黒っぽい服に身を包んだ大人たちが順番に並んで、コツコツと足早に横を過ぎ去っていく。「さ、食べよう」と母の声がして、ここはご飯を食べる場所なのだと思い出す。

立ち食いのために壁に取り付けられた台が自分には高すぎるから、一段低い場所で、大人の荷物と肩を並べて食べた。なんでだろう、味はろくに覚えていないのに、ツヤツヤと油で光るうどんが入った、あの大きな器の色は覚えている。母が黙って銀色の容器を器の上で振る。私の視線に気づいて、声をかける。「七味、使う?」私は首を振った。

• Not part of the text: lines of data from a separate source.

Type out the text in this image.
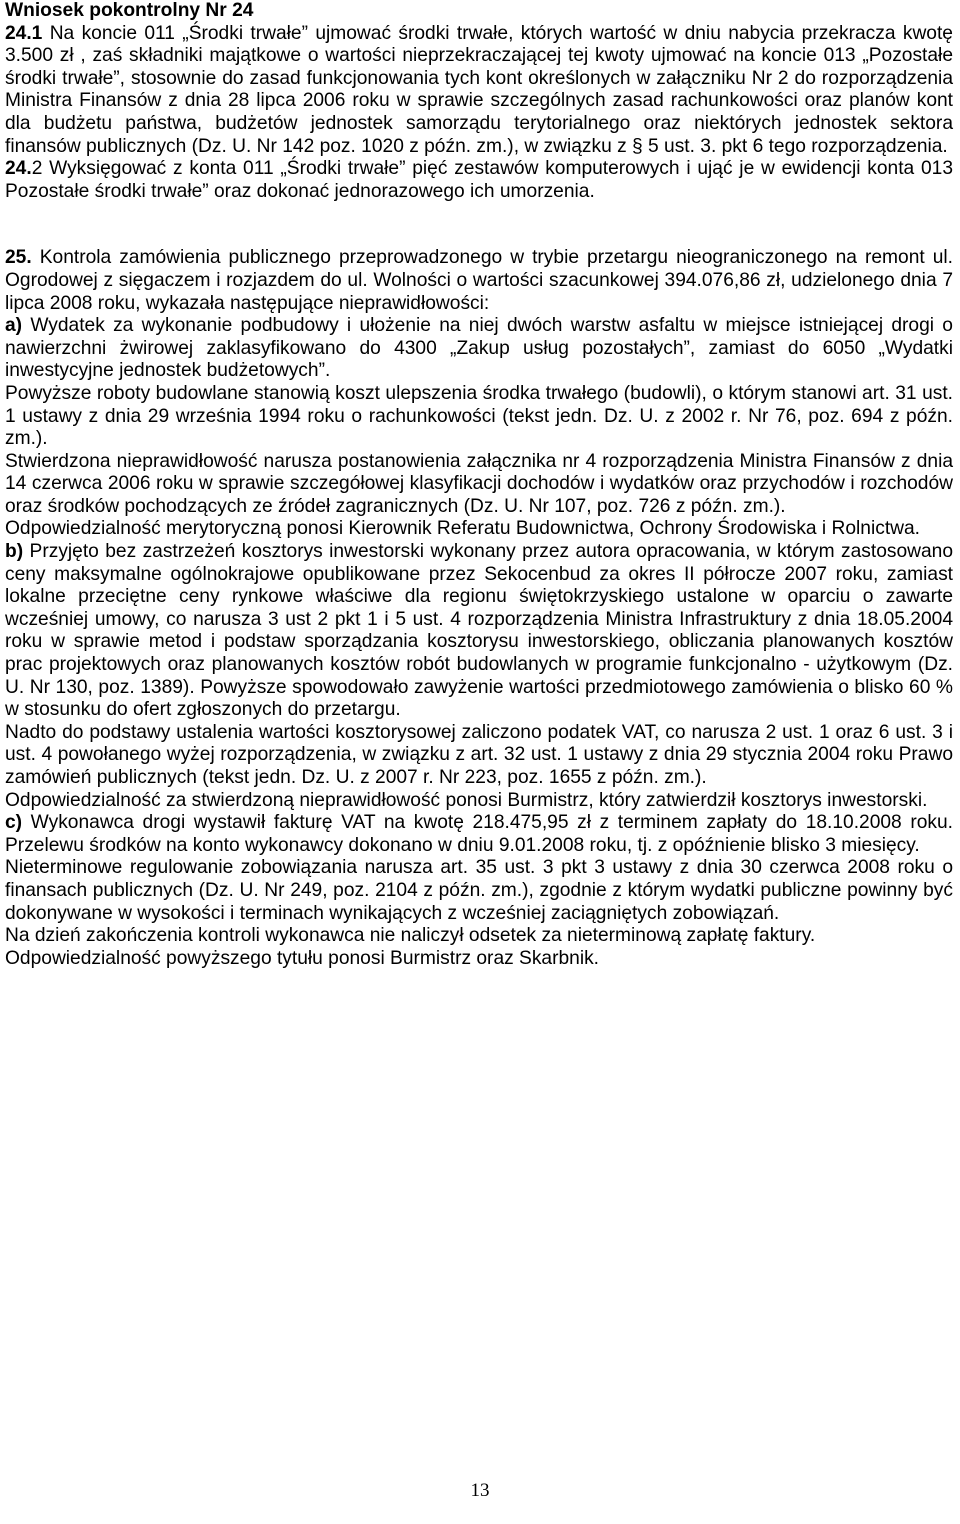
Wniosek pokontrolny Nr 24

24.1 Na koncie 011 „Środki trwałe” ujmować środki trwałe, których wartość w dniu nabycia przekracza kwotę 3.500 zł , zaś składniki majątkowe o wartości nieprzekraczającej tej kwoty ujmować na koncie 013 „Pozostałe środki trwałe”, stosownie do zasad funkcjonowania tych kont określonych w załączniku Nr 2 do rozporządzenia Ministra Finansów z dnia 28 lipca 2006 roku w sprawie szczególnych zasad rachunkowości oraz planów kont dla budżetu państwa, budżetów jednostek samorządu terytorialnego oraz niektórych jednostek sektora finansów publicznych (Dz. U. Nr 142 poz. 1020 z późn. zm.), w związku z § 5 ust. 3. pkt 6 tego rozporządzenia.

24.2 Wyksięgować z konta 011 „Środki trwałe” pięć zestawów komputerowych i ująć je w ewidencji konta 013 Pozostałe środki trwałe” oraz dokonać jednorazowego ich umorzenia.

25. Kontrola zamówienia publicznego przeprowadzonego w trybie przetargu nieograniczonego na remont ul. Ogrodowej z sięgaczem i rozjazdem do ul. Wolności o wartości szacunkowej 394.076,86 zł, udzielonego dnia 7 lipca 2008 roku, wykazała następujące nieprawidłowości:

a) Wydatek za wykonanie podbudowy i ułożenie na niej dwóch warstw asfaltu w miejsce istniejącej drogi o nawierzchni żwirowej zaklasyfikowano do 4300 „Zakup usług pozostałych”, zamiast do 6050 „Wydatki inwestycyjne jednostek budżetowych”.

Powyższe roboty budowlane stanowią koszt ulepszenia środka trwałego (budowli), o którym stanowi art. 31 ust. 1 ustawy z dnia 29 września 1994 roku o rachunkowości (tekst jedn. Dz. U. z 2002 r. Nr 76, poz. 694 z późn. zm.).

Stwierdzona nieprawidłowość narusza postanowienia załącznika nr 4 rozporządzenia Ministra Finansów z dnia 14 czerwca 2006 roku w sprawie szczegółowej klasyfikacji dochodów i wydatków oraz przychodów i rozchodów oraz środków pochodzących ze źródeł zagranicznych (Dz. U. Nr 107, poz. 726 z późn. zm.).

Odpowiedzialność merytoryczną ponosi Kierownik Referatu Budownictwa, Ochrony Środowiska i Rolnictwa.

b) Przyjęto bez zastrzeżeń kosztorys inwestorski wykonany przez autora opracowania, w którym zastosowano ceny maksymalne ogólnokrajowe opublikowane przez Sekocenbud za okres II półrocze 2007 roku, zamiast lokalne przeciętne ceny rynkowe właściwe dla regionu świętokrzyskiego ustalone w oparciu o zawarte wcześniej umowy, co narusza 3 ust 2 pkt 1 i 5 ust. 4 rozporządzenia Ministra Infrastruktury z dnia 18.05.2004 roku w sprawie metod i podstaw sporządzania kosztorysu inwestorskiego, obliczania planowanych kosztów prac projektowych oraz planowanych kosztów robót budowlanych w programie funkcjonalno - użytkowym (Dz. U. Nr 130, poz. 1389). Powyższe spowodowało zawyżenie wartości przedmiotowego zamówienia o blisko 60 % w stosunku do ofert zgłoszonych do przetargu.

Nadto do podstawy ustalenia wartości kosztorysowej zaliczono podatek VAT, co narusza 2 ust. 1 oraz 6 ust. 3 i ust. 4 powołanego wyżej rozporządzenia, w związku z art. 32 ust. 1 ustawy z dnia 29 stycznia 2004 roku Prawo zamówień publicznych (tekst jedn. Dz. U. z 2007 r. Nr 223, poz. 1655 z późn. zm.).

Odpowiedzialność za stwierdzoną nieprawidłowość ponosi Burmistrz, który zatwierdził kosztorys inwestorski.

c) Wykonawca drogi wystawił fakturę VAT na kwotę 218.475,95 zł z terminem zapłaty do 18.10.2008 roku. Przelewu środków na konto wykonawcy dokonano w dniu 9.01.2008 roku, tj. z opóźnienie blisko 3 miesięcy.

Nieterminowe regulowanie zobowiązania narusza art. 35 ust. 3 pkt 3 ustawy z dnia 30 czerwca 2008 roku o finansach publicznych (Dz. U. Nr 249, poz. 2104 z późn. zm.), zgodnie z którym wydatki publiczne powinny być dokonywane w wysokości i terminach wynikających z wcześniej zaciągniętych zobowiązań.

Na dzień zakończenia kontroli wykonawca nie naliczył odsetek za nieterminową zapłatę faktury.

Odpowiedzialność powyższego tytułu ponosi Burmistrz oraz Skarbnik.

13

 それから少し経って、友人と少し遠くの街へ出掛けることになった。いつもよりちょっとお洒落な洋服に肩を通して、お気に入りの鞄を手に持つ。電車を降りて、まだあまり見慣れない周りの風景を空気ごと吸って、吐き出す。お昼どうしようか、と友人に声をかける。「何でもいいや。どうしようね」と2人して同じような返答をしながら駅の出口へと進んでいく。改札を出て、周りを見渡す。目の前にはコンビニと、コンコース先にある幾つかの飲食店の看板が見える。少し歩いた先にはレストラン街を最上階に構える百貨店がある。さて、どうしようかな、と首を右に向けた。

久しぶりに、『立ち食いうどん』屋さんの暖簾をくぐった。うどんを頼んで会計を済ませると、おばちゃんがものの数秒で注文したうどんを出してくる。慌てて水を汲んで、席(?)に移動する。

あの日と変わらない姿をした麺を見つめて、啜る。ちゅるん、と唇の上を通り過ぎた感触に、味が口の中でふんわりと広がっていく。

映像は思い出せたのに、食べたはずの味はどうして忘れてしまったのだろう。

黒い器の上に箸を置く。あっという間に完食してしまった。少し遅れて完食する友人を待って、盆に乗った食器を返却口に戻して店を出る。


今は行かなくなって久しいけれど、家でテレビを見ながらのんびり食べるうどんや、お店で喧騒の中食べるうどんとはまた違う情景と味が思い出の中に揺蕩たゆたっている。今度こそこの味を忘れないうちに、またあの場所に行きたいものだ。